CRV, the native token of Curve Finance – a decentralized exchange for stablecoins – has erupted in the market, rallying by more than 75% to wipe off its Tuesday losses when the token sank to a two-year low.
The price spike saw CRV move from a low of $0.4096 on Tuesday, to a peak at $0.7239. Although the rally has cooled off, CRV maintains a 26% gain over the last 24 hours as the token now trades at $0.625.
The 48-hour price chart for Curve DAO Token (CRV). Source: CoinMarketCap
Curve’s rally comes amidst a surge in the number of coins held at centralized exchanges (CEXs). The number of CRV tokens in CEXs jumped by 46% in the past 24 hours and 70% this month to hit a record 148.9 million CRV.
According to data tracker Lookonchain, the surge was brought about by a large investor who recently borrowed 20 million CRV from the DeFi lending giant Aave and transferred half of it to OKEx, possibly to sell the token.
The U.S. subsidiary of the world’s largest crypto exchange has launched a political action committee (PAC), signaling its intention to fill the void in the crypto industry’s political involvement left by FTX’s Sam Bankman-Fried.
The committee was formed by Binance.US with a filing to the Federal Elections Commission dated Monday, November 21st. The formation of the Binance Innovation PAC follows the conclusion of congressional elections.
Although Binance did not provide detailed information on what its intention is, it is more than likely that the Innovation PAC will support crypto-forward lawmakers who align with its mission.
The announcement comes after Binance.US appointed Krishna Juvvadi as head of the legal department. The hire resonates with the company’s plans to boost its legal and compliance community.
The Binance.US Innovation PAC is the latest vehicle the crypto industry seeks to use to influence the enactment of crypto-friendly regulations.
The bankruptcy filing of FTX earmarked the most complicated process in the crypto ecosystem, as the company had more than 102 different court dockets. After more than a week of scheduling, the first hearing happened on November 22nd.
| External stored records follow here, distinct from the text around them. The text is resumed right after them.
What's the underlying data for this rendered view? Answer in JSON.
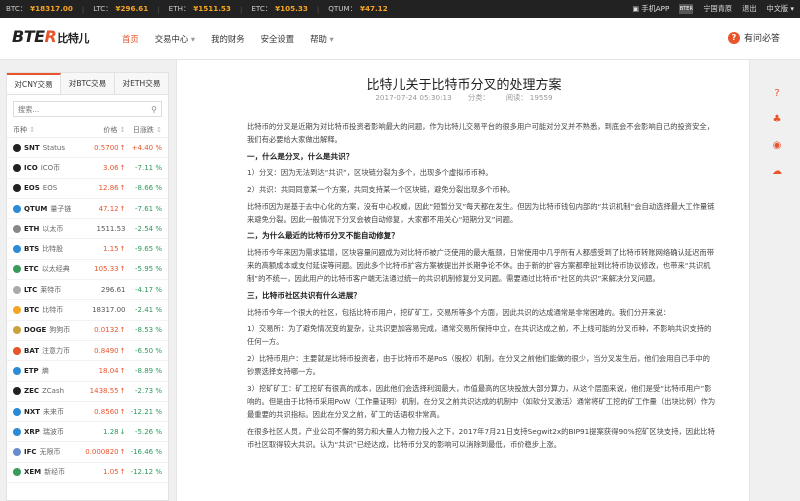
{
  "ticker": [
    {
      "label": "BTC：",
      "value": "¥18317.00"
    },
    {
      "label": "LTC：",
      "value": "¥296.61"
    },
    {
      "label": "ETH：",
      "value": "¥1511.53"
    },
    {
      "label": "ETC：",
      "value": "¥105.33"
    },
    {
      "label": "QTUM：",
      "value": "¥47.12"
    }
  ],
  "topright": {
    "app": "手机APP",
    "qr": "BTER",
    "user": "宁国青原",
    "logout": "退出",
    "lang": "中文版"
  },
  "header": {
    "logo_a": "BTE",
    "logo_r": "R",
    "logo_cn": "比特儿",
    "nav": [
      "首页",
      "交易中心",
      "我的财务",
      "安全设置",
      "帮助"
    ],
    "help_label": "有问必答",
    "help_glyph": "?"
  },
  "sidebar": {
    "tabs": [
      "对CNY交易",
      "对BTC交易",
      "对ETH交易"
    ],
    "search_placeholder": "搜索...",
    "columns": [
      "币种",
      "价格",
      "日涨跌"
    ],
    "coins": [
      {
        "sym": "SNT",
        "name": "Status",
        "price": "0.5700",
        "dir": "up",
        "chg": "+4.40 %",
        "color": "#222"
      },
      {
        "sym": "ICO",
        "name": "ICO币",
        "price": "3.06",
        "dir": "up",
        "chg": "-7.11 %",
        "color": "#222"
      },
      {
        "sym": "EOS",
        "name": "EOS",
        "price": "12.86",
        "dir": "up",
        "chg": "-8.66 %",
        "color": "#222"
      },
      {
        "sym": "QTUM",
        "name": "量子链",
        "price": "47.12",
        "dir": "up",
        "chg": "-7.61 %",
        "color": "#2b8bd6"
      },
      {
        "sym": "ETH",
        "name": "以太币",
        "price": "1511.53",
        "dir": "none",
        "chg": "-2.54 %",
        "color": "#888"
      },
      {
        "sym": "BTS",
        "name": "比特股",
        "price": "1.15",
        "dir": "up",
        "chg": "-9.65 %",
        "color": "#2b8bd6"
      },
      {
        "sym": "ETC",
        "name": "以太经典",
        "price": "105.33",
        "dir": "up",
        "chg": "-5.95 %",
        "color": "#3a9a5a"
      },
      {
        "sym": "LTC",
        "name": "莱特币",
        "price": "296.61",
        "dir": "none",
        "chg": "-4.17 %",
        "color": "#aaa"
      },
      {
        "sym": "BTC",
        "name": "比特币",
        "price": "18317.00",
        "dir": "none",
        "chg": "-2.41 %",
        "color": "#f5a623"
      },
      {
        "sym": "DOGE",
        "name": "狗狗币",
        "price": "0.0132",
        "dir": "up",
        "chg": "-8.53 %",
        "color": "#c9a23a"
      },
      {
        "sym": "BAT",
        "name": "注意力币",
        "price": "0.8490",
        "dir": "up",
        "chg": "-6.50 %",
        "color": "#e8542c"
      },
      {
        "sym": "ETP",
        "name": "熵",
        "price": "18.04",
        "dir": "up",
        "chg": "-8.89 %",
        "color": "#2b8bd6"
      },
      {
        "sym": "ZEC",
        "name": "ZCash",
        "price": "1438.55",
        "dir": "up",
        "chg": "-2.73 %",
        "color": "#222"
      },
      {
        "sym": "NXT",
        "name": "未来币",
        "price": "0.8560",
        "dir": "up",
        "chg": "-12.21 %",
        "color": "#2b8bd6"
      },
      {
        "sym": "XRP",
        "name": "瑞波币",
        "price": "1.28",
        "dir": "down",
        "chg": "-5.26 %",
        "color": "#2b8bd6"
      },
      {
        "sym": "IFC",
        "name": "无限币",
        "price": "0.000820",
        "dir": "up",
        "chg": "-16.46 %",
        "color": "#6a8bd0"
      },
      {
        "sym": "XEM",
        "name": "新经币",
        "price": "1.05",
        "dir": "up",
        "chg": "-12.12 %",
        "color": "#3a9a5a"
      }
    ]
  },
  "article": {
    "title": "比特儿关于比特币分叉的处理方案",
    "date": "2017-07-24 05:30:13",
    "category": "分类：",
    "views_label": "阅读：",
    "views": "19559",
    "paragraphs": [
      {
        "t": "p",
        "text": "比特币的分叉是近期为对比特币投资者影响最大的问题，作为比特儿交易平台的很多用户可能对分叉并不熟悉，到底会不会影响自己的投资安全，我们有必要给大家做出解释。"
      },
      {
        "t": "h",
        "text": "一，什么是分叉，什么是共识？"
      },
      {
        "t": "p",
        "text": "1）分叉：因为无法到达“共识”，区块链分裂为多个，出现多个虚拟币币种。"
      },
      {
        "t": "p",
        "text": "2）共识：共同同意某一个方案，共同支持某一个区块链，避免分裂出现多个币种。"
      },
      {
        "t": "p",
        "text": "比特币因为是基于去中心化的方案，没有中心权威，因此“短暂分叉”每天都在发生。但因为比特币钱包内部的“共识机制”会自动选择最大工作量链来避免分裂。因此一般情况下分叉会被自动修复，大家都不用关心“短期分叉”问题。"
      },
      {
        "t": "h",
        "text": "二，为什么最近的比特币分叉不能自动修复？"
      },
      {
        "t": "p",
        "text": "比特币今年来因为需求猛增，区块容量问题成为对比特币被广泛使用的最大瓶颈，日常使用中几乎所有人都感受到了比特币转账网络确认延迟而带来的高额成本或支付延误等问题。因此多个比特币扩容方案被提出并长期争论不休。由于新的扩容方案都牵扯到比特币协议修改，也带来“共识机制”的不统一，因此用户的比特币客户端无法通过统一的共识机制修复分叉问题。需要通过比特币“社区的共识”来解决分叉问题。"
      },
      {
        "t": "h",
        "text": "三，比特币社区共识有什么进展？"
      },
      {
        "t": "p",
        "text": "比特币今年一个很大的社区，包括比特币用户，挖矿矿工，交易所等多个方面，因此共识的达成通常是非常困难的。我们分开来说："
      },
      {
        "t": "p",
        "text": "1）交易所：为了避免情况变的复杂，让共识更加容易完成，通常交易所保持中立，在共识达成之前，不上线可能的分叉币种，不影响共识支持的任何一方。"
      },
      {
        "t": "p",
        "text": "2）比特币用户：主要就是比特币投资者，由于比特币不是PoS（股权）机制，在分叉之前他们能做的很少，当分叉发生后，他们会用自己手中的钞票选择支持哪一方。"
      },
      {
        "t": "p",
        "text": "3）挖矿矿工：矿工挖矿有很高的成本，因此他们会选择利润最大，市值最高的区块投放大部分算力，从这个层面来说，他们是受“比特币用户”影响的。但是由于比特币采用PoW（工作量证明）机制，在分叉之前共识达成的机制中（如软分叉激活）通常将矿工挖的矿工作量（出块比例）作为最重要的共识指标。因此在分叉之前，矿工的话语权非常高。"
      },
      {
        "t": "p",
        "text": "在很多社区人员，产业公司不懈的努力和大量人力物力投入之下，2017年7月21日支持Segwit2x的BIP91提案获得90%挖矿区块支持，因此比特币社区取得较大共识。认为“共识”已经达成，比特币分叉的影响可以消除到最低，币价稳步上涨。"
      }
    ]
  },
  "float": [
    "?",
    "♣",
    "◉",
    "☁"
  ]
}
A document presented at FTX’s first bankruptcy hearing shows that the Cayman Islands had the most FTX users, accounting for 22% of the exchange’s global users before the collapse of the company.
The British Virgin Islands had the second largest number of FTX users, contributing 11%, the U.K. and China accounted for 8% each, Singapore contributed 6%, while South Korea and Taiwan contributed 4% and 3% respectively.
The U.S. accounted for only 2% of the global total. Previous reports show that FTX Trading could have over one million creditors. The company currently owes its 50 largest creditors about $3.1 billion.
The bankruptcy hearing provides insight for the crypto community into what was going on with the bankrupt crypto exchange.
Struggling crypto lender Genesis Global Capital has hired specialists from Moelis (NYSE:MC) & Company to consider restructuring options, just days after it said there were no imminent plans for bankruptcy.
According to people familiar with the matter Moelis & Company, restructuring experts whose services were employed by Voyager, will help Genesis explore all options, which could include bankruptcy.
However, they stressed that at this time no financial decisions have been made in Genesis and it is still possible for the company to avoid a bankruptcy filing.
Genesis is reportedly seeking to raise $1 billion from investors to cover a shortfall that originated from the “unprecedented market turmoil” and the company’s exposure to the collapsed crypto exchange FTX.
Despite being under pressure from its creditors since the crypto exchange FTX collapsed early this month, Genesis attempts to quell investor fears.